Apesar de, passados cerca de cinco meses, ser manifesta a ausência de propostas nesse âmbito e um vazio de medidas no que toca à concretização das propostas do pacto, a OTC, apesar de não ter sido consultada sobre o referido “pacto”, entende dever tomar posição sobre as matérias enunciadas e os temas propostos, uma vez que cabem no âmbito de acção da nossa organização e afectam directamente profissionais que representamos, ou seja, trabalhadores da ciência.
O enquadramento socioprofissional da actividade científica em Portugal e a sua evolução ao longo dos anos da democracia pode ser caracterizada em grandes traços, por um período normalizador em que foram estabelecidas as carreiras de investigação e docentes do ensino superior, seguido de uma crescente desregulação da actividade de investigação.

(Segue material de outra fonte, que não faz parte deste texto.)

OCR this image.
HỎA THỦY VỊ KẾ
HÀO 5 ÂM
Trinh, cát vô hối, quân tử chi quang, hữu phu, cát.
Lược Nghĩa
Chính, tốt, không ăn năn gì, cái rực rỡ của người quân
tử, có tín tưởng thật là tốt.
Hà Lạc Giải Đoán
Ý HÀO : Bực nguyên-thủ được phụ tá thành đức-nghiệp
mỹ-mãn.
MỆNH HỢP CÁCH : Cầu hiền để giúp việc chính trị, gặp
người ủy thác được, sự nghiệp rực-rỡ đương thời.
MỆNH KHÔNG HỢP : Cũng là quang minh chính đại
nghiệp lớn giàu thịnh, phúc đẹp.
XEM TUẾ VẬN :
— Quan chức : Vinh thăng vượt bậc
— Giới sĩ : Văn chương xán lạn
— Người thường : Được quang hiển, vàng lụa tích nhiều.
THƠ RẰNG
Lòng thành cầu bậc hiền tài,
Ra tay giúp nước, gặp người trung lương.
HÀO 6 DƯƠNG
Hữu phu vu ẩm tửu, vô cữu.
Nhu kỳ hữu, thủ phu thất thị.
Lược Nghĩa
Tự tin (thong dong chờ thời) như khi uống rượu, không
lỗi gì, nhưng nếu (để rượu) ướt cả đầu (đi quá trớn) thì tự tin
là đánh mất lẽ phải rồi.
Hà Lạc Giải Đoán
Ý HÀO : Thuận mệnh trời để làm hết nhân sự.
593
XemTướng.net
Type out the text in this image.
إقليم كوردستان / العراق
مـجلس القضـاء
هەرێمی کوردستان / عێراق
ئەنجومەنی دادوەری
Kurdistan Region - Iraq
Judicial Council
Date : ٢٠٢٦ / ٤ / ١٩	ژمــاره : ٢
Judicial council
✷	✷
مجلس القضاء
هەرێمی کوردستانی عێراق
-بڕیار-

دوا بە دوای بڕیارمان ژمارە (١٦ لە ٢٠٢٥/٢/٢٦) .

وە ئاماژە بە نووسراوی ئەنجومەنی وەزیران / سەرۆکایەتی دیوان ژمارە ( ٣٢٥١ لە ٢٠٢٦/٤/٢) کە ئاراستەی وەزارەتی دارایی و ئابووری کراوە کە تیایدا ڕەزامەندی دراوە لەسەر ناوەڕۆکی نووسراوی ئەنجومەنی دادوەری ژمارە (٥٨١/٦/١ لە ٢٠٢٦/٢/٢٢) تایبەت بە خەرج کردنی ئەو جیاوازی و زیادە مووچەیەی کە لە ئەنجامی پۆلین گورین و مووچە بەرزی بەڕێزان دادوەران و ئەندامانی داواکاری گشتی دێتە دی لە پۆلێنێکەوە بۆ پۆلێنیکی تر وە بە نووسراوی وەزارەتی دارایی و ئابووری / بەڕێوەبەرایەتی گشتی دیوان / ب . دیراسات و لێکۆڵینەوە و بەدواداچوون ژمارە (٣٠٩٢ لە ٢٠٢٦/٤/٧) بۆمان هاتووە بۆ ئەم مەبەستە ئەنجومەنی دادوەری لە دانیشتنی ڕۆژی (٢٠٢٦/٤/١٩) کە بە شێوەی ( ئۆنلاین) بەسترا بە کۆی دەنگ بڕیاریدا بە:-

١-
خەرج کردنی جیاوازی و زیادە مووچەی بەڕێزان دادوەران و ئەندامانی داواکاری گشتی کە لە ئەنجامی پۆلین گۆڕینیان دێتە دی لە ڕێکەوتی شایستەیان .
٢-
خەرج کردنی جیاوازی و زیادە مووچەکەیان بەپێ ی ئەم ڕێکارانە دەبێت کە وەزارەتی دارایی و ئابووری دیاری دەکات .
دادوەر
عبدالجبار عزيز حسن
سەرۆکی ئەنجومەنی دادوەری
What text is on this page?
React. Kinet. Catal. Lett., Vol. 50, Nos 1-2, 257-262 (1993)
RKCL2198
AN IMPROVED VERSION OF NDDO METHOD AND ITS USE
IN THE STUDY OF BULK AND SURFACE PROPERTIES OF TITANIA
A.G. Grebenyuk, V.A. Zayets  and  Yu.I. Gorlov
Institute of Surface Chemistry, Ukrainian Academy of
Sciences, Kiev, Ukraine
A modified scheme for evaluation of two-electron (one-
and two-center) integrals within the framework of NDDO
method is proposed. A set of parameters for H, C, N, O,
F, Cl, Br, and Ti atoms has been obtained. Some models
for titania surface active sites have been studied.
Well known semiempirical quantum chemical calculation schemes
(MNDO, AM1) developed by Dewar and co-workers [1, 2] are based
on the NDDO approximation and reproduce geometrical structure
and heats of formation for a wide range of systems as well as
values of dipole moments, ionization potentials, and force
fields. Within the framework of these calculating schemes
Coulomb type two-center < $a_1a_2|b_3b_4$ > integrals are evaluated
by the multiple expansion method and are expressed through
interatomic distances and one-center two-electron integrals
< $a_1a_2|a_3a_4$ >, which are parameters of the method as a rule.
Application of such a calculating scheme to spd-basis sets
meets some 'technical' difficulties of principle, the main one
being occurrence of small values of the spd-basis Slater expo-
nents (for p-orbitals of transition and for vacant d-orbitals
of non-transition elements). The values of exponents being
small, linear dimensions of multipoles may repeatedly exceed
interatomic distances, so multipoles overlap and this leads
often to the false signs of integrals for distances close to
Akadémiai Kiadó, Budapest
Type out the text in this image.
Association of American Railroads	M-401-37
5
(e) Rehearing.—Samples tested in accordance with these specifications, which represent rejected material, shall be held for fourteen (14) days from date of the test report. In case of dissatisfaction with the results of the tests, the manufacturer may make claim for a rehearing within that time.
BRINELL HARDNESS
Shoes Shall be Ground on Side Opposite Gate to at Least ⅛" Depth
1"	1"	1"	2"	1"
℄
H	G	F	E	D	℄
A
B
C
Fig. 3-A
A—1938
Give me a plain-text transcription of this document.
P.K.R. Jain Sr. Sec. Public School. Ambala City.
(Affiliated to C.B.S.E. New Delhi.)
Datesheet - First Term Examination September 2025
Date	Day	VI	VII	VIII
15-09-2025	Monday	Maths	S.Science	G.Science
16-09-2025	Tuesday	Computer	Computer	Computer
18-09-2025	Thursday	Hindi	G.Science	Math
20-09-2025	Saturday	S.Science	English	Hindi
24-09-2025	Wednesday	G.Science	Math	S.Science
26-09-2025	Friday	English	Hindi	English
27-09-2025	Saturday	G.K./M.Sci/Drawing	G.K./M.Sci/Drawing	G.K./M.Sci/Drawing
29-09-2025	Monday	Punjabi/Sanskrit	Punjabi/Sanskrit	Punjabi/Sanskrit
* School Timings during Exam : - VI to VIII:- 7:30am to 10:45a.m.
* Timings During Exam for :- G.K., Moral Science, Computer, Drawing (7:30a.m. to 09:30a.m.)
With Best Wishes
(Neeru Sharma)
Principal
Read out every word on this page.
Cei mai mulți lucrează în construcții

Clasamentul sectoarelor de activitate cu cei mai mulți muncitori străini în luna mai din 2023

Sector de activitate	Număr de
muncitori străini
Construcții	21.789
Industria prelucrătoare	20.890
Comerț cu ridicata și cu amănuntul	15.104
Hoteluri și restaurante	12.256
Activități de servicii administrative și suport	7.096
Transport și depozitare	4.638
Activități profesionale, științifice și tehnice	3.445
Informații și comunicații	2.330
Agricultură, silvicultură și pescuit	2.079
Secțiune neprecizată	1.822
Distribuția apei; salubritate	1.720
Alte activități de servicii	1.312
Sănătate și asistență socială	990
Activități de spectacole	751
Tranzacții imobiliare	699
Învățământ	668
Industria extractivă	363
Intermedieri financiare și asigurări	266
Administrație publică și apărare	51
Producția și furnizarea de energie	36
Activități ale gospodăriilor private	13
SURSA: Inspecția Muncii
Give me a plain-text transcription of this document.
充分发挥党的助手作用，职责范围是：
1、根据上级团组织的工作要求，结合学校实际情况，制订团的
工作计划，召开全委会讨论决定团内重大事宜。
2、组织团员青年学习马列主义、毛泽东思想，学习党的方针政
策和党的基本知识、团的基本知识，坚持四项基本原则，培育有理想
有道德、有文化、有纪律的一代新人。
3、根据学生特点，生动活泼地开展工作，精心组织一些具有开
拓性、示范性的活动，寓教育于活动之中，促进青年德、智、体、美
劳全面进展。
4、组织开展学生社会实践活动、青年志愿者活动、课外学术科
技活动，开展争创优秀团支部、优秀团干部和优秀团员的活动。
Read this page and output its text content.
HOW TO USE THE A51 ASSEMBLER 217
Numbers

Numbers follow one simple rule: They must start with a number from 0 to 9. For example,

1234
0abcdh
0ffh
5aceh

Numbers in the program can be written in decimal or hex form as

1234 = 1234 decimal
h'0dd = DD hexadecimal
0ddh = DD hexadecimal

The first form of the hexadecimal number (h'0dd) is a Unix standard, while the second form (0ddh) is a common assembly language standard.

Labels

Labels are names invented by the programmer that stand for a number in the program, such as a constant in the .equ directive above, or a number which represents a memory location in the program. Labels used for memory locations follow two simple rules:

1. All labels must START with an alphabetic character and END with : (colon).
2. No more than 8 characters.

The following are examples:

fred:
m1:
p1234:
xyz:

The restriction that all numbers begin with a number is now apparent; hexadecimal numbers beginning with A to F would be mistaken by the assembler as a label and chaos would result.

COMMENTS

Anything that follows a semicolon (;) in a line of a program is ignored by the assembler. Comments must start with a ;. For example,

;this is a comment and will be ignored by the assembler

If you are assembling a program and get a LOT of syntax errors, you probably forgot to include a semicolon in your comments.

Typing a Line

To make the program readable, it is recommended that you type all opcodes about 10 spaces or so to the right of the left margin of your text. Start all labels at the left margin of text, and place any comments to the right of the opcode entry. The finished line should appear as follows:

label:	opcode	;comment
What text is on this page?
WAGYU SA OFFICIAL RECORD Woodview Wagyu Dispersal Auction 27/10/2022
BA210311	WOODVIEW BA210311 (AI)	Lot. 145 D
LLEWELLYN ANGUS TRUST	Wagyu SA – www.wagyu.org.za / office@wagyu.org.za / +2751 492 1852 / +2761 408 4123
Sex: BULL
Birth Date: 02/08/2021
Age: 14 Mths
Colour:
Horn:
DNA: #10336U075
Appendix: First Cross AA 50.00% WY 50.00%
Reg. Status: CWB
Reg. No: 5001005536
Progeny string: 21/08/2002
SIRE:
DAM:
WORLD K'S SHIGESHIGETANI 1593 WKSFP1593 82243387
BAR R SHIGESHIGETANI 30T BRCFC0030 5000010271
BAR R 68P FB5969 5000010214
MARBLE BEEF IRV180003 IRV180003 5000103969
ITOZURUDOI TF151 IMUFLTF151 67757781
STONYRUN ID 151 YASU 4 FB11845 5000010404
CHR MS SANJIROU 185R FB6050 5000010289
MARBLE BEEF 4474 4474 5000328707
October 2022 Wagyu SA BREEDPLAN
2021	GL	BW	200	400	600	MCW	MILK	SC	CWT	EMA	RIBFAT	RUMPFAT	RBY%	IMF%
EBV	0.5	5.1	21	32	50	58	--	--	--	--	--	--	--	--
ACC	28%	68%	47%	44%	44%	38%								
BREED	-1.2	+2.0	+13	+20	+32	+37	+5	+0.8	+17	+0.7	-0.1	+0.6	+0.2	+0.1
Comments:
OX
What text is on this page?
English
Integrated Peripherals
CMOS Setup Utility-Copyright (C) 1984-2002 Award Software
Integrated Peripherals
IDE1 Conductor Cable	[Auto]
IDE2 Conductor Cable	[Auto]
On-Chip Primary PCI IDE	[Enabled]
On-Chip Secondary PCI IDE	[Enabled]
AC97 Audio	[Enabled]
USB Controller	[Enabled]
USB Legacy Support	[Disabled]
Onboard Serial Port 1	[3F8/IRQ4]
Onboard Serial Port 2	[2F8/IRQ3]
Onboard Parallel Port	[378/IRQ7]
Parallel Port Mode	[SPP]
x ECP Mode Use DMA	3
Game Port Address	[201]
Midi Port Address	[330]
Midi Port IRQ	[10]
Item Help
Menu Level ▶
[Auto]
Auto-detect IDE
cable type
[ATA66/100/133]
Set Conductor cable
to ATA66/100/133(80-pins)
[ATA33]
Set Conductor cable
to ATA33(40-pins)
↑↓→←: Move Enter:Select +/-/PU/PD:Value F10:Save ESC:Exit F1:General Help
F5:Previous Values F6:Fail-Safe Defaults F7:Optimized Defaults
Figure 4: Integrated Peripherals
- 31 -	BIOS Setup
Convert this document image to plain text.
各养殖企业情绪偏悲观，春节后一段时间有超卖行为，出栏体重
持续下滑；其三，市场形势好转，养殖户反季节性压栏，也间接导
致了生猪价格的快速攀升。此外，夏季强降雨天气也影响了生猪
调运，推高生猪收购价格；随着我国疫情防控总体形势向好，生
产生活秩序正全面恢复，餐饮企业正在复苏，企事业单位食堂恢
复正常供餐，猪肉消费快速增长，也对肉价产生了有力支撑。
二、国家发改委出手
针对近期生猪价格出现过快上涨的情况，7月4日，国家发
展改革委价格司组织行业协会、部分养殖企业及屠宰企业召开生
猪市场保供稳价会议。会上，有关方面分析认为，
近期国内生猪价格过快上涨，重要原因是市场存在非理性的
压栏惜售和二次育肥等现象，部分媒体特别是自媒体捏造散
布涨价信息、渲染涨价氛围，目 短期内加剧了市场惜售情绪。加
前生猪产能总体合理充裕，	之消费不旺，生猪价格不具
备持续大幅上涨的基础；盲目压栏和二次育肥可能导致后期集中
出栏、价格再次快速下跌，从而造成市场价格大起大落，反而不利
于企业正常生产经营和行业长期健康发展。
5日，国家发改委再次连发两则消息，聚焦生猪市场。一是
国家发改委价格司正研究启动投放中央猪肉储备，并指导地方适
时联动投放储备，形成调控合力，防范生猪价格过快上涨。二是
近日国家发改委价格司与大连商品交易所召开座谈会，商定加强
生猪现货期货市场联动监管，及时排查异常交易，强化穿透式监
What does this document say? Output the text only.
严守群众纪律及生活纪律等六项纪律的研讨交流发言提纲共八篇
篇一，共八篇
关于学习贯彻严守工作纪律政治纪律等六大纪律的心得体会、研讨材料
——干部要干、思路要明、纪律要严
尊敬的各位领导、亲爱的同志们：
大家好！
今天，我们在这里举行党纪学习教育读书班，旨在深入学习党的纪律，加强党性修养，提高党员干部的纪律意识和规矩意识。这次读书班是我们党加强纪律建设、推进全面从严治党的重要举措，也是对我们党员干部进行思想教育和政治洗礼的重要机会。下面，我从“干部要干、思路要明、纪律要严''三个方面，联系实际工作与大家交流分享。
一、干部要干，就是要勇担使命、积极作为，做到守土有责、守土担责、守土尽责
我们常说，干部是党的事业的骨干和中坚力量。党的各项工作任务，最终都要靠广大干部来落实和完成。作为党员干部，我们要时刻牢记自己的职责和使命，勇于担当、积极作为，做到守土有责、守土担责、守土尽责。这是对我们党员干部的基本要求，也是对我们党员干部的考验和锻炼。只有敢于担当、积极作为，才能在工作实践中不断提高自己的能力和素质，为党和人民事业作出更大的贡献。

Se é verdade que se assistiu a um crescimento significativo do número de doutorados, conseguido principalmente através de bolsas financiadas pela UE, também se verifica que o sistema científico nacional absorveu em número residual esses profissionais altamente qualificados e o tecido económico empresarial menos ainda. Continuando a trabalhar financiados quase exclusivamente por bolsas, os trabalhadores de ciência formaram uma grande bolsa de trabalhadores precários. Parte deles estão espalhados pelo mundo, mas um grande número encontra-se hoje associado às instituições de ensino superior e investigação nacionais numa situação indefinida.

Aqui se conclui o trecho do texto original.